The CDC Counts Smokers Using the National Health Interview Survey
The CDC uses two questions from the National Health Interview Survey (NHIS) to establish the smoking status of participants. The first question is, “Have you smoked at least 100 cigarettes in your entire life?” Subjects who answer “no” are never smokers, and those who answer “yes” are ever smokers. Ever smokers are asked a second question: “Do you now smoke cigarettes every day, some days, or not at all?” Respondents who answer “every day” or “some days” are current smokers; those who answer “not at all” are former smokers.
We Counted Smokers Using the National Survey on Drug Use and Health
We used the National Survey on Drug Use and Health (NSDUH), which is sponsored by the Substance Abuse and Mental Health Services Administration (SAMHSA).
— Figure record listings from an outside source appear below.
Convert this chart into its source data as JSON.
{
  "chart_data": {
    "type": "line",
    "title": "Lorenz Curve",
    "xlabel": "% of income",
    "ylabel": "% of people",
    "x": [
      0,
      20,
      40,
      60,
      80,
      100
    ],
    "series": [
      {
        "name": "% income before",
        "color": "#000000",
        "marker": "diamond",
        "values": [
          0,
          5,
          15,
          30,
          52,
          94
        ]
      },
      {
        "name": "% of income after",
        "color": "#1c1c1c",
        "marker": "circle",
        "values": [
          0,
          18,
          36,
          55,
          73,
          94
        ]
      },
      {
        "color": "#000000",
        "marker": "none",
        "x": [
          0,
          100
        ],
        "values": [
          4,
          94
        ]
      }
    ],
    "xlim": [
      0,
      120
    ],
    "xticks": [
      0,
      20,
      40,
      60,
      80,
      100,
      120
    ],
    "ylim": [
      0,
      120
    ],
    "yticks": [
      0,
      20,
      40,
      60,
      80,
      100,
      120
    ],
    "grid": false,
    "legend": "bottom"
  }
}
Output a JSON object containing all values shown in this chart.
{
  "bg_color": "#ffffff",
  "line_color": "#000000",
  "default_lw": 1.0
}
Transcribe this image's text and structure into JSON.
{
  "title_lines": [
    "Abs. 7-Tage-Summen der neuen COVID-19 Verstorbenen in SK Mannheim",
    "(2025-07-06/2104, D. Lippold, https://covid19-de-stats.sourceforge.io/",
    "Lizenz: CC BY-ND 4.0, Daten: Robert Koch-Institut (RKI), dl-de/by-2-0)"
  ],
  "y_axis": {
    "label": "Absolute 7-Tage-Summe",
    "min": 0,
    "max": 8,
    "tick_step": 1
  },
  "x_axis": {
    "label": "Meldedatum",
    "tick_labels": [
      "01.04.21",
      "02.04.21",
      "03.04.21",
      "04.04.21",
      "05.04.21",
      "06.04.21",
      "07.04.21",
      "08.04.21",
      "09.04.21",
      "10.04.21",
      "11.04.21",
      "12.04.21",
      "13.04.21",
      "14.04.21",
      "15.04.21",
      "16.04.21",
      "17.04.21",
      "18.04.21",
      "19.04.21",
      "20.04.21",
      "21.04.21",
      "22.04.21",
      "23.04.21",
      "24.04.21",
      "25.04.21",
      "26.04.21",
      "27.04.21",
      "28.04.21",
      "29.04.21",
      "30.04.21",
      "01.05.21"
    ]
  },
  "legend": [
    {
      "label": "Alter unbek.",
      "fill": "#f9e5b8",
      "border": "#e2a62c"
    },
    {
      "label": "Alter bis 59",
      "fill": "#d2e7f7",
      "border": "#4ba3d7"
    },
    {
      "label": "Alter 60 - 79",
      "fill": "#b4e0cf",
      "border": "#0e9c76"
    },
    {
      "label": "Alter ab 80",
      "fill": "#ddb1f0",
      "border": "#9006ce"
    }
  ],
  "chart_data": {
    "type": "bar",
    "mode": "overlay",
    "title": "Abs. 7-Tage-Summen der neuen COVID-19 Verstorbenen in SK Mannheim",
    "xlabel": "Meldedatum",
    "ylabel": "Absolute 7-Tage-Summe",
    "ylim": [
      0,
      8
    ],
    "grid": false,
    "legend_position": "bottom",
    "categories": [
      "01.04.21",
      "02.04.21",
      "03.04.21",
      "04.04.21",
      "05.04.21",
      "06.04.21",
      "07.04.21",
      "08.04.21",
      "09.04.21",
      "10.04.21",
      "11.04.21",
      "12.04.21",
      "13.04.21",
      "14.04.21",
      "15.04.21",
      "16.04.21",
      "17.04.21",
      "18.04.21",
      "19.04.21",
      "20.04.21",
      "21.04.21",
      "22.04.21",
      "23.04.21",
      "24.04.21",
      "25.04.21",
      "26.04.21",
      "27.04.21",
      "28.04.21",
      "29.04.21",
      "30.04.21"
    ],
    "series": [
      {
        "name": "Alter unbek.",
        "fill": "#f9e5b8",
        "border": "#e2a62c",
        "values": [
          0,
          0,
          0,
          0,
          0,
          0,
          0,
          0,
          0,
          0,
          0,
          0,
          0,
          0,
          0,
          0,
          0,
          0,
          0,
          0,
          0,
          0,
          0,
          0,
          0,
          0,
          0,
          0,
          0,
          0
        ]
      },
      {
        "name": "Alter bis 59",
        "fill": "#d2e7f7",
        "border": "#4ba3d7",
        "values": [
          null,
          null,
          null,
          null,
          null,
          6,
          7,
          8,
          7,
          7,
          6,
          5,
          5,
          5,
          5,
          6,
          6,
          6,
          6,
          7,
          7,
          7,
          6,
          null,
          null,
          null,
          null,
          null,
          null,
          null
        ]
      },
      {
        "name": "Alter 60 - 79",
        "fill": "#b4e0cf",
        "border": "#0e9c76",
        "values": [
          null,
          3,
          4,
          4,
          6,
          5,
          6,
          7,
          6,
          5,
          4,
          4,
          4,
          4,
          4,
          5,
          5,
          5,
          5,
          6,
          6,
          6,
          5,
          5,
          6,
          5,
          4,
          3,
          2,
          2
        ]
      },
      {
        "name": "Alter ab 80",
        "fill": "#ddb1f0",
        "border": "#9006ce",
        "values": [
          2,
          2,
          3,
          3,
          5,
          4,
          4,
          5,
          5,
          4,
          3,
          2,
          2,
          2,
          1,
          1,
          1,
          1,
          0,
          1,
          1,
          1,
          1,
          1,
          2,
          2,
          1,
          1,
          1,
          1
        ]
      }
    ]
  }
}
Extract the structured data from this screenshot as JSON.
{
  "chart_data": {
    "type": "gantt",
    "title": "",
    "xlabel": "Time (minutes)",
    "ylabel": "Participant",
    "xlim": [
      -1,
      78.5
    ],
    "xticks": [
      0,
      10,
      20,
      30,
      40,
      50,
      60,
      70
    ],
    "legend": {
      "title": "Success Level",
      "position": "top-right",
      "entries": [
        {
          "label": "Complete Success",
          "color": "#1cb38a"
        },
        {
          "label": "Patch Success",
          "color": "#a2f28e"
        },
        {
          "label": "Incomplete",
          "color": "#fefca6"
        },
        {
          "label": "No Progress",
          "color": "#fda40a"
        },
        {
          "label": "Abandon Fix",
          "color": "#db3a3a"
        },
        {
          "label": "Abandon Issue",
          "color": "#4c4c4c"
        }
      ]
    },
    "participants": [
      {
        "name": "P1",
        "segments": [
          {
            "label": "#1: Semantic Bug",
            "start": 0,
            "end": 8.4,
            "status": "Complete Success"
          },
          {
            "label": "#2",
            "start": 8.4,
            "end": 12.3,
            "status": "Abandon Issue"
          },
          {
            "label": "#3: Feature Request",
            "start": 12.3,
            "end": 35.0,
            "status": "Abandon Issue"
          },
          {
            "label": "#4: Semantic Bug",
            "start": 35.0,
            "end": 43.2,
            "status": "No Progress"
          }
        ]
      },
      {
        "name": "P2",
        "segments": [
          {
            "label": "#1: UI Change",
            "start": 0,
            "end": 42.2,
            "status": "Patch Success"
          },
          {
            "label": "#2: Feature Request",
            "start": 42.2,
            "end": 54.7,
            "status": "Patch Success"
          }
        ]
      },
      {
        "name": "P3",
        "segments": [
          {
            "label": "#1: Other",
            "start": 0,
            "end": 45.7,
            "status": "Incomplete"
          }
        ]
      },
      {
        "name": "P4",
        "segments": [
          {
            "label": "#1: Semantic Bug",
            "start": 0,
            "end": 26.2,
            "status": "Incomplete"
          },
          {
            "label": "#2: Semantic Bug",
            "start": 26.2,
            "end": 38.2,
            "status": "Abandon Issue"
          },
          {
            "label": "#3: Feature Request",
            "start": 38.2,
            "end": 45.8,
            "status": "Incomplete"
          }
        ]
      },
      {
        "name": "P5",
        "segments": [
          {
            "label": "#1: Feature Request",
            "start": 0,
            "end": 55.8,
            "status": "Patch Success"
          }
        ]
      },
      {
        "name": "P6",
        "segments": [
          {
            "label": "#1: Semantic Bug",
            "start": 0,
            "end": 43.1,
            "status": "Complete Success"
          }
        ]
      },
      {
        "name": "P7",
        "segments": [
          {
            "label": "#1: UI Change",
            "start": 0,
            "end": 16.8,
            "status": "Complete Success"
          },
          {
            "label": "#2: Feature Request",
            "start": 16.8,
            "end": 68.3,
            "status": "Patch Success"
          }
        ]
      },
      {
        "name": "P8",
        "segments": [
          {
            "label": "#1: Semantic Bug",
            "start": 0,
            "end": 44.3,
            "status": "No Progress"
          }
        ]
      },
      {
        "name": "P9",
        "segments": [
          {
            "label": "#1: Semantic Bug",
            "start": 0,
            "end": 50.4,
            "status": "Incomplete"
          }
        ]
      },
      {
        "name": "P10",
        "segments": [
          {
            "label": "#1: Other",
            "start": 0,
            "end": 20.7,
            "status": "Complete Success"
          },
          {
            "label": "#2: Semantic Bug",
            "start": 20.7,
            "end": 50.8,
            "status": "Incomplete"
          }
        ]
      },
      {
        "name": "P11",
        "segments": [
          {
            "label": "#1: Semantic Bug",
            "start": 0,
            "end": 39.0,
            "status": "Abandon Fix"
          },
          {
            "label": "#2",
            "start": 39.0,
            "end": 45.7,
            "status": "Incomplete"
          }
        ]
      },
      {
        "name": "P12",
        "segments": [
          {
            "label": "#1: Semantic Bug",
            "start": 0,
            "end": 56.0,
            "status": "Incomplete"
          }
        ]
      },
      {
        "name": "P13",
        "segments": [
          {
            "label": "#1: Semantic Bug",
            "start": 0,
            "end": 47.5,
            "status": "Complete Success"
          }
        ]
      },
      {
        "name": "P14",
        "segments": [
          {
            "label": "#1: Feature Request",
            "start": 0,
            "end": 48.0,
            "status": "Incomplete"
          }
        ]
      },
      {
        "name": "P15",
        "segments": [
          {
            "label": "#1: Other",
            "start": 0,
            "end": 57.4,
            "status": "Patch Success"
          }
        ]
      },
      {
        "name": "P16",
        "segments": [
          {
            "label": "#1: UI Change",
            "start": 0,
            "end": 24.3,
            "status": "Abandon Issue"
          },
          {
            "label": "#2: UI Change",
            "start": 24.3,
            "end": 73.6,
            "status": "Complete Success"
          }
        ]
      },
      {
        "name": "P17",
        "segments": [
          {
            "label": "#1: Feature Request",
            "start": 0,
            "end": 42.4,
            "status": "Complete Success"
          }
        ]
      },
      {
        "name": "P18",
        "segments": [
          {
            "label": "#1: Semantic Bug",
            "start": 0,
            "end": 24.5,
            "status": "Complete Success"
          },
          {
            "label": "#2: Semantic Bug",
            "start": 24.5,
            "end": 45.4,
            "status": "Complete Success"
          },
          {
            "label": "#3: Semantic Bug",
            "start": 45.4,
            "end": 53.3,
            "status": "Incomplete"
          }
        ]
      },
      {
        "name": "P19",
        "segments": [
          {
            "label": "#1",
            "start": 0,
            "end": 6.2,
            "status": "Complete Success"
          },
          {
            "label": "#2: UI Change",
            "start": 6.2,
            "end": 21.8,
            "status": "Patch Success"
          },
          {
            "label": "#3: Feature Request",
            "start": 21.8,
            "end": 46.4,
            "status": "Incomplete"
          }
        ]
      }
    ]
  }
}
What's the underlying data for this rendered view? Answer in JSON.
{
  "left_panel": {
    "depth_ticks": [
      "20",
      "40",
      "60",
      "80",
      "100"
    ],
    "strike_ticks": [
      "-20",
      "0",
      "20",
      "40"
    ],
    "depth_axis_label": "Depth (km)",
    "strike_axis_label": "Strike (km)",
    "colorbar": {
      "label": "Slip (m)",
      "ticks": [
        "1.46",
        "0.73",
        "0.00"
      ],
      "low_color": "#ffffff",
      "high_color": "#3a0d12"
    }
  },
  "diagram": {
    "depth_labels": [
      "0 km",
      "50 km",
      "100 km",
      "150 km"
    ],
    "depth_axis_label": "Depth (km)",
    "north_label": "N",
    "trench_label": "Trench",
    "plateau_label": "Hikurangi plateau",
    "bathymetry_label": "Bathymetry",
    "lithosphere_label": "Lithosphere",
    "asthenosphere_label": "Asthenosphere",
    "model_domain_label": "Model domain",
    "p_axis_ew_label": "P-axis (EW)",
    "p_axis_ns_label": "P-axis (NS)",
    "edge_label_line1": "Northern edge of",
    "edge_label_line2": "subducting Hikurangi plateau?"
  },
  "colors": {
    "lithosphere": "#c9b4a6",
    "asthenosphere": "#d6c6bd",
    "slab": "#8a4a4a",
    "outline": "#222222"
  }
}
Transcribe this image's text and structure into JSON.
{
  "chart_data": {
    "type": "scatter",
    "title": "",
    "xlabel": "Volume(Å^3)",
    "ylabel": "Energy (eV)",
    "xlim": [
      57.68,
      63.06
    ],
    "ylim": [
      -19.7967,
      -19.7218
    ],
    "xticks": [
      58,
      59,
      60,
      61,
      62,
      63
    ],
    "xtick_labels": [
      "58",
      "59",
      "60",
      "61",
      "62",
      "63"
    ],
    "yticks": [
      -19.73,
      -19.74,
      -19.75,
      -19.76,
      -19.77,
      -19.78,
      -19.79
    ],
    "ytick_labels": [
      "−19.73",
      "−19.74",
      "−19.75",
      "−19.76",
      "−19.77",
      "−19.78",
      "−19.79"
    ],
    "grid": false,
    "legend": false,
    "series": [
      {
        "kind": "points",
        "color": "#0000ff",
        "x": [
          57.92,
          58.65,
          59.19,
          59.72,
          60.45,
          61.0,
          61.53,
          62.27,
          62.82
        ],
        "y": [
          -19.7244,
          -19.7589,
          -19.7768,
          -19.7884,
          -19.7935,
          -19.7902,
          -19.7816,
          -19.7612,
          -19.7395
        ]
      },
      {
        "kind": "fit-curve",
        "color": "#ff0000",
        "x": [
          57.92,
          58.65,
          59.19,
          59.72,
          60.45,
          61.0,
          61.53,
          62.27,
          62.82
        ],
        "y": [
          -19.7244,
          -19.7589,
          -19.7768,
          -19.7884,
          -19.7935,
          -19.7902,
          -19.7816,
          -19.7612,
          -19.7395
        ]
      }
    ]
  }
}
Although NHIS and NSDUH survey data on adult smoking have been available for many years, no government agency has ever directly compared them. The Office of Applied Studies at SAMHSA acknowledged differences in the two surveys, but it offered no explanation for the discrepancy.
NSDUH asks a 100-cigarette lifetime question that is identical to NHIS. But NSDUH does not ask about every-day or some-day smoking. Instead, it asks questions about smoking in the past 30 days, which the CDC counts as current smoking. If subjects reported that they had smoked on all 30 days we called them every-day smokers; if they had smoked on 1 to 29 days, we called them some-day smokers.
NHIS and NSDUH Surveys Show Different Pictures of American Smoking
We found that NHIS and NSDUH describe an increasingly divergent picture of smoking in the U.S. over the 1998-2005 period. In 1998, smoking prevalence in both surveys was 24%. By 2005, NHIS prevalence had declined to 21%. But the NSDUH estimate was 25%, suggesting no change. The difference is not trivial: NSDUH’s 4.5% higher estimate in 2005 amounted to 9.1 million more smokers than the NHIS estimate.
Higher smoking prevalence estimates in NSDUH are largely due to much higher estimates for some-day smoking. This is not surprising, because NSDUH surveys included as some-day smokers persons who smoked as infrequently as one day in the past month. In the 2005 NSDUH, one-quarter of 18-34 year old some-day smokers and almost one-third of 35+ year-old some-day smokers smoked only on 1 to 4 days in the past month. If these very occasional smokers had been subjects in the 2005 NHIS survey, perhaps they would not have been counted as smoking at all.
Our findings are consistent with a recent study of college students who smoked at least one cigarette in the past 30 days, 50% of whom denied being smokers. Among the deniers, about 70% smoked on only 5 or fewer days in the past month.
Cigarette smoking has been described in many government publications as “the single most preventable cause of disease and death in the United States.” But in order to estimate accurately the consequences of smoking, it is necessary for the government to count smokers accurately. It is surprising that the CDC counts smokers using only one source, the NHIS survey, and that little research has been conducted to assess its accuracy. Our study raises doubt about the CDC’s claim of a recent decline in smoking. Investigation of this discrepancy by federal survey administrators may lead to better surveys and an improved understanding of American smoking trends.